Türk Telekom’da ilk kez olan grev, savaş, deprem, grev gibi olağanüstü zamanlarda kesintisiz haberleşme güvenliğinin sağlanması için hazır olmadığını ortaya koyduğunun savunulduğu açıklamada, “Türk Telekom işyerlerinde sürmekte olan grev nedeniyle iletişimde daha geniş bir aksaklık yaşanmaktadır. Sabit ve cep telefonu hizmetleri ile internet hizmetleri başta olmak üzere tüm haberleşmemiz bu grevden etkilenmiştir” denildi.

Grevin, alternatif altyapı eksikliğini gözler önüne serdiğine dikkat çekilen açıklamada, devam eden grevle beraber başta tüketicilerin aldıkları hizmetler olmak üzere, bankalar ve havayolu şirketleri gibi birçok sektörde işlemler ve iletişim aksamaya başladığı, grevin uzaması halinde bu aksaklıklar büyüyeceği vurgulandı.

ÇÖZÜM SERBESTLEŞMEDE

Grevle birlikte Türkiye’nin, telekomünikasyon gibi kritik önem taşıyan bir pazarda serbestleşmenin tam anlamıyla gerçekleşmemiş olmasının sakıncalarını çok net bir şekilde ortaya çıktığına işaret edilen açıklamada, şöyle denildi:

“Oysa ki, alternatif telekom operatörleri için doğru adımlar zamanında atılmış, sağlıklı bir rekabet ortamını tesis etmek üzere ruhsatlamalar ve gerekli düzenlemeler yapılmış olsaydı, Türkiye bu grevden olumsuz etkilenmez; Türk Telekom çalışanlarının anayasal hakkı olan grev de daha olağan çizgide sürdürülebilirdi. Türk Telekom’un kullandığı altyapı, halen ülkemizde iletişim amacıyla kullanılan tek telekomünikasyon altyapısıdır. Sabit telefon, internet erişimi ve kısmen cep telefonu hizmetleri, bu şebeke üzerinden sağlanmaktadır. Tek şebekeye bağımlılık ve rekabetsizlik, haberleşme hizmetlerinde büyük kesintisizlik/güvenilirlik sorunlarını beraberinde getirmektedir. Tek çözüm serbestleşmenin sağlanmasıdır.”

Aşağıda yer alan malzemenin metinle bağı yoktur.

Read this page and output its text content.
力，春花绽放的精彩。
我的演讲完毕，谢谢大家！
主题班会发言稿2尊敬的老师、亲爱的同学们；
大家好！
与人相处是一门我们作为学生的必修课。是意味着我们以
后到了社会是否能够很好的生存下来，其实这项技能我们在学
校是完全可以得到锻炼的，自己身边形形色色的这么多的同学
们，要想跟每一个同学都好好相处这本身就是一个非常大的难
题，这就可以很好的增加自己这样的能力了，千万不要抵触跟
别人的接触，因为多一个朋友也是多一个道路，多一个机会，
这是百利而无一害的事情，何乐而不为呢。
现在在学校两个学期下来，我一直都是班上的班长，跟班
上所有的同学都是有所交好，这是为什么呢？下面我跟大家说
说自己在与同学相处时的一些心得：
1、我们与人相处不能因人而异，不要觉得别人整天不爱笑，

Açıklamada, grev nedeniyle, Türk Telekom şebeke hizmetlerinde ortaya çıkan aksaklıklardan, telefon ve internet erişimi hizmeti veren üye işletmeci şirketlerin büyük ölçüde olumsuz etkilendiği belirtilerek, yeni gelişmekte olan alternatif işletmecilerin kayıplarının ise şimdiden milyonlarca doları bulduğu ifade edildi.

Avrupa Birliği’nde olduğu gibi Türkiye telekomünikasyon pazarında da altyapı işletmeciliği ile son kullanıcıya verilen hizmet sağlayıcılığının birbirinden ayrılması gerektiğine de dikkat çekilen açıklamada, şunlar kaydedildi:

“Bundan sonra benzeri sorunların yaşanmasını önlemek üzere pazarda sağlıklı rekabet koşullarının oluşturulabilmesi için herkese büyük görev düşüyor. En kısa zamanda Telekomünikasyon Kurumu’nun ve Hükümetimizin etkin rekabet koşullarını sağlaması gerekmektedir. Şehiriçi Telefon Hizmetleri rekabete açılmamıştır. Lisanslar derhal verilmelidir. Türk Telekom’un Mart ve Temmuz 2007 tarihlerinde Telekomünikasyon Kurumu’nun onayı ile yürürlüğe koyduğu telefon tarifeleri, tüketici için zam ve yıkıcı fiyatla rekabeti yok etmek anlamındadır. Genişbant internet erişiminde TTNet yüzde 97 paya sahiptir. Rekabet de yoktur, alternatif/yedek şebeke de yoktur. Kablo TV şebekesi atıl bırakılmıştır. Altyapı rekabetinin, genişbant internet erişimi rekabetinin gelişmesi için, Kablo TV şebekesi zaman geçirilmeden özelleştirilmelidir. Neden beklendiğinin açıklaması yoktur.”